As much as I wanted to be there when our son was born, babies don’t care about clocks, calendars, or hockey schedules. The night Marty arrived, the Red Wings were on the road in Montreal. A bunch of smiling teammates gave me the news between periods. I gladly accepted the handshakes and “attaboys,” knowing full well that Colleen had done all of the heavy lifting. Unfortunately, the Canadiens didn’t feel like cooperating with what was otherwise a banner night for the Howe family. The headline in the next
morning’s paper read: howes have baby; red wings lose. I didn’t mind it so much, but Colleen thought the story implied that we’d lost because I was more focused on our baby than the game. Jack Adams, true to form, did his part to worsen her mood. The day Colleen and Marty were set to be released from the hospital coincided with the end of our road trip. I couldn’t wait to kiss my wife and meet my new baby boy, but unbeknownst to us, Mr. Adams had his own backward ideas. He called our doctor, Jim Matthews, and asked if Colleen could be kept in the hospital for one more day. Mr. Adams was afraid my mind wouldn’t be on that night’s game if Colleen and the baby came home. Jim, of course, was a doctor not a hockey player, and he had no problem telling Mr. Adams to go to hell. Still, the full Jack Adams experience wasn’t lost on Colleen.
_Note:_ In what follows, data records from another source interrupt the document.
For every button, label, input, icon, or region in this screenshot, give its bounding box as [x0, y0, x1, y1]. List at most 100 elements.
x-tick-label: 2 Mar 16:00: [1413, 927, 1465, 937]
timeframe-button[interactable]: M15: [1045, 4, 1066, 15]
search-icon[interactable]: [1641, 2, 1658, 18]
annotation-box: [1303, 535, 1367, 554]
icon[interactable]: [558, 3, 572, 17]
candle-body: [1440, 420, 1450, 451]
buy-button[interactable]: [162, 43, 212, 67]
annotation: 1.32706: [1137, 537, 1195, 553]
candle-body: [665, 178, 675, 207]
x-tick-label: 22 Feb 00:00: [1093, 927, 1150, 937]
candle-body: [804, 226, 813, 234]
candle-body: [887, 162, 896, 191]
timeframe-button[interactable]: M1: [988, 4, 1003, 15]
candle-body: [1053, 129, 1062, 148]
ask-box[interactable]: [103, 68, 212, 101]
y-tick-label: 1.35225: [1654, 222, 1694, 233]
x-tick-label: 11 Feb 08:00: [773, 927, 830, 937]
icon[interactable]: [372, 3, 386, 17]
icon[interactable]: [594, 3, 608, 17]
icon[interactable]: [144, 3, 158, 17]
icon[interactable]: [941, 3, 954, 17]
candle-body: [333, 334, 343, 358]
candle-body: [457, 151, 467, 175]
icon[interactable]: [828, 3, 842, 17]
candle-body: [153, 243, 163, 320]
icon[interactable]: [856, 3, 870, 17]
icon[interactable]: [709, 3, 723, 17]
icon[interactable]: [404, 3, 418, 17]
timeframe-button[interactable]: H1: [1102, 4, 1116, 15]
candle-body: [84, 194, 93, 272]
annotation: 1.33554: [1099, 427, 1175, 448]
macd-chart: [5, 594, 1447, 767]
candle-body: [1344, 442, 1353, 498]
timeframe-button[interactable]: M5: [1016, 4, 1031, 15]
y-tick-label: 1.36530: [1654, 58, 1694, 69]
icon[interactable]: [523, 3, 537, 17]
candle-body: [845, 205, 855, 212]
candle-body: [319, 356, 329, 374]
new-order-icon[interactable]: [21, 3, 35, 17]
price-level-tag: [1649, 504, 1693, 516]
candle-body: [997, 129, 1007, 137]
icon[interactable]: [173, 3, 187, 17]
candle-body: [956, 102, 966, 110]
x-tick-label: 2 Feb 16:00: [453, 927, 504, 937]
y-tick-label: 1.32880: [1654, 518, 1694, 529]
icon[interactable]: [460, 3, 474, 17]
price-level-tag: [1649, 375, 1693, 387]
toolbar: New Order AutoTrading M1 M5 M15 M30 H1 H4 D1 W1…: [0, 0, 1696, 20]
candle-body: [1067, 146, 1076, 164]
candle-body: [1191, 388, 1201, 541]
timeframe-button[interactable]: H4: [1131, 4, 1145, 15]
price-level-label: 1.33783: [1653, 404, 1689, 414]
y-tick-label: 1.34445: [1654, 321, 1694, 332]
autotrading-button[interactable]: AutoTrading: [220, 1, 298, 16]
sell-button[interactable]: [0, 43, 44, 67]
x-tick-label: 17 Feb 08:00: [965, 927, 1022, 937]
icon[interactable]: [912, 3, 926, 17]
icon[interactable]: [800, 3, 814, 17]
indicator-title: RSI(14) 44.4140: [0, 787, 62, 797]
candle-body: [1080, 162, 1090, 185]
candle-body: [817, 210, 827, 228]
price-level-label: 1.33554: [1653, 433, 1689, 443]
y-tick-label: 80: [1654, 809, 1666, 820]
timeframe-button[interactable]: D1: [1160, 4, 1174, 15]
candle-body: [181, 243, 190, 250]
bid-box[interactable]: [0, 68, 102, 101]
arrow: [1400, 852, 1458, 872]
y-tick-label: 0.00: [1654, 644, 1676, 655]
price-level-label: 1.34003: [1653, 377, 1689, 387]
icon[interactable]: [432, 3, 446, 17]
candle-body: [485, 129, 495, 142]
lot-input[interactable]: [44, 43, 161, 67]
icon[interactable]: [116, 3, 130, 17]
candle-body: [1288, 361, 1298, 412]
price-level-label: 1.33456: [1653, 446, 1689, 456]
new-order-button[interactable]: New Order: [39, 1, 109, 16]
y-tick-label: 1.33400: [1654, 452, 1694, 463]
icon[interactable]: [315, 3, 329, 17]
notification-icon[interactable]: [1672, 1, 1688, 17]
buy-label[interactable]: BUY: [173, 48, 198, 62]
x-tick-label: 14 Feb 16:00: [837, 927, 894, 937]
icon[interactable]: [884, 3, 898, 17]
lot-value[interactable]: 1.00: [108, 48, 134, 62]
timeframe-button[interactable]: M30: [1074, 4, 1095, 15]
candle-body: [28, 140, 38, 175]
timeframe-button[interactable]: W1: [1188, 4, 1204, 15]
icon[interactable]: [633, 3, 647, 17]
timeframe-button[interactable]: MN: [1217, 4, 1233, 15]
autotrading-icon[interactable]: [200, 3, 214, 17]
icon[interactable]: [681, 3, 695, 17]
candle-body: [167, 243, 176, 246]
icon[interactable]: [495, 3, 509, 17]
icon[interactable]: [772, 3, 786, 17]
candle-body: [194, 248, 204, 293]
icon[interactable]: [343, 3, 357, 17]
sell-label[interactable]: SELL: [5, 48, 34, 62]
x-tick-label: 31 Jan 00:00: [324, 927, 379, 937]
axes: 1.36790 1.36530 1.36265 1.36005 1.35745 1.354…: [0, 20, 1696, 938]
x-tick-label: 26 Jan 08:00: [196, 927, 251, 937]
The team’s attitude toward wives never sat well with Colleen, and quite rightly so. Mr. Adams wanted a player’s mind to be on hockey, full stop. Wives were to be kept separate, just like a player’s religious beliefs. The club assumed that players had them, but they didn’t want to know about it. Mr. Adams didn’t want us to have any outside interests—family, business, or otherwise—that would distract us from the game. It was a ridiculous stance, but he took it seriously. What’s more, he even tried to regulate our sex lives. Given his way, players would have sex only in the off-season. He’d routinely come into the locker room and tell us to keep it in our pants. In his mind, having sex was like losing a pint of blood. It hurt your stamina on the ice and took away the jump in your legs. After one loss, I remember him getting so angry that he told a young newlywed that his play was suffering because he was spending too much time in the crease at home. That one had us cracking up behind our gloves, but Mr. Adams was dead serious. As I said, he could be a ridiculous man. It’s hard to imagine a coach trying to get
away with anything close to that now, but this was the 1950s and that was Jack Adams.

•   •   •

T
he 1953–54 season was one of the rare times when Mr. Adams resisted the urge to make any major changes to the roster. He did make a few tweaks, however, most notably reaching down to the farm system and promoting Earl “Dutch” Reibel. With Dutch in the fold, Tommy Ivan decided to shift him into Alex Delvecchio’s spot on the Production Line, putting Alex between Metro Prystai and Johnny Wilson. The move seemed to work. We finished on top of the standings for a sixth consecutive year, with 88 points. Montreal racked up 81, which was good for second place, followed by Toronto with 78. In his second year behind the bench for the hapless Black Hawks, poor Sid Abel finished in the cellar with only 12 wins and 31 points. Along with the Canadiens, we were clearly the class of the league. Between our two teams, we had the top seven point getters in the NHL. I claimed the Art Ross Trophy with 81 points, 14 clear of the Rocket, while Ted Lindsay came in third, followed by Bernie “Boom-Boom” Geoffrion, Bert Olmstead, Red Kelly, and Dutch Reibel. Ted, Red, and I were also First Team All-Stars, while Sawchuk made the Second Team. Doug Harvey, Ken Mosdell, and the Rocket made the All-Star Team for the Canadiens. With that much firepower clustered between our teams, it wasn’t a surprise when we ended up squaring off for the Stanley Cup. Both semifinals went quickly. Montreal swept Boston while we put away Toronto in five games.